Alderman J.G. Graves also presented a group of Frank’s pictures to the city, and in the 1930s were on view at the Mappin Art Gallery.
He was, by profession, a landscape painter, but also keenly interested in music, literature, and drama.

Born in Sheffield in 1860, he was sent to St George’s National School, and when he was about 12-years-old, entered the silver trade to learn the art of close plating, later being apprenticed to a cabinet maker.
Frank attended the Mechanics’ Institute in Surrey Street, where his teacher was Mr Read Turner, a well-known Sheffield artist. Some time later he accepted an offer to advance the necessary funds for six months’ study in art at Antwerp, and with several other young Sheffield artists he went to the Academy of Arts there.

His travels included tours of Italy, the Adriatic, and several visits to Venice.
Frank was quite out of sympathy with the works of ultra-modernists in any art, and his favourite composers were Mozart and Beethoven. The works of Shakespeare, Ben Johnson, Marlowe and Greene had an appeal to him.
He had several pictures accepted at the Royal Academy, but they were never hung and on many occasions his work was to be found in local exhibitions.

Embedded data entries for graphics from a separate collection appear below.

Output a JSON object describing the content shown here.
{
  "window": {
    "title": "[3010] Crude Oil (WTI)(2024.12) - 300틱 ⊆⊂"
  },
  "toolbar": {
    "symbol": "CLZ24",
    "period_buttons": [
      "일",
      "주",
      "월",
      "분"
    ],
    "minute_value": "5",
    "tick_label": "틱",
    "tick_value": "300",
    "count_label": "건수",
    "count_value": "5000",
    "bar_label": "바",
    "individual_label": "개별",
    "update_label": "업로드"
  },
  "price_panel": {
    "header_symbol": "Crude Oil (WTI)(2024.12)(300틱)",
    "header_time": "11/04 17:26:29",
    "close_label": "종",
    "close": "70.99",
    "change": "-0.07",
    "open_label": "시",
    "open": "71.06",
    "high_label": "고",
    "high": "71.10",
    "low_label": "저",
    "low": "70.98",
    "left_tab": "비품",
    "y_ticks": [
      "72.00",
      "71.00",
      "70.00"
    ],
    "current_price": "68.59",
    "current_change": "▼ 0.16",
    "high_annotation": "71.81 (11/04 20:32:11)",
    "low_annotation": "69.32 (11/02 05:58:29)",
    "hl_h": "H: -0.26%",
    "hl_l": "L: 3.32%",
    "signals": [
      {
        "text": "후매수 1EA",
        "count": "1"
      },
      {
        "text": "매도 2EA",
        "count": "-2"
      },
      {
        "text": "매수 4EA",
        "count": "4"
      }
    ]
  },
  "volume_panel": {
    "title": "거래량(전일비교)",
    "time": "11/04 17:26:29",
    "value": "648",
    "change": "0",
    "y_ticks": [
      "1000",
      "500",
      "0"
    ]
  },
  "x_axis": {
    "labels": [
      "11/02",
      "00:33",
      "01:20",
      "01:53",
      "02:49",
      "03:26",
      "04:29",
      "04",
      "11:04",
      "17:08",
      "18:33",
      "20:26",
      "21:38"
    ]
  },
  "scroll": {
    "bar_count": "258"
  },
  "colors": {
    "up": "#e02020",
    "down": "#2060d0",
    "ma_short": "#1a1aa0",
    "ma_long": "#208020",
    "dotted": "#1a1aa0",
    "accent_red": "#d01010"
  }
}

Once or twice he exhibited watercolours at the Cutlers’ Hall.
His tastes lay chiefly in the direction of landscapes and seascapes, and woodland and moorland pictures.
“A land and riverscape artist with more than a local reputation. Some of his best pictures have the atmospheric charm of the not too hazy impressionist school. In social circles Mr Saltfleet sings drolly. He is that strange thing – an artist without the professional pose. He has less ambition than many of his inferiors,” said the Sheffield Independent in 1902.
Frank was well known in Sheffield as an enthusiastic amateur actor, taking part in several local productions.
For many years he was a Freemason, attaining a few honours, the chief of them being that of Past Master of St. Leonard’s Chapter at Tapton Hall.
Frank married twice, and after his death in 1937 was survived by his second wife, who was Miss Jean Mitchell, daughter of Young Mitchell, who was the first Principal at the Sheffield School of Art.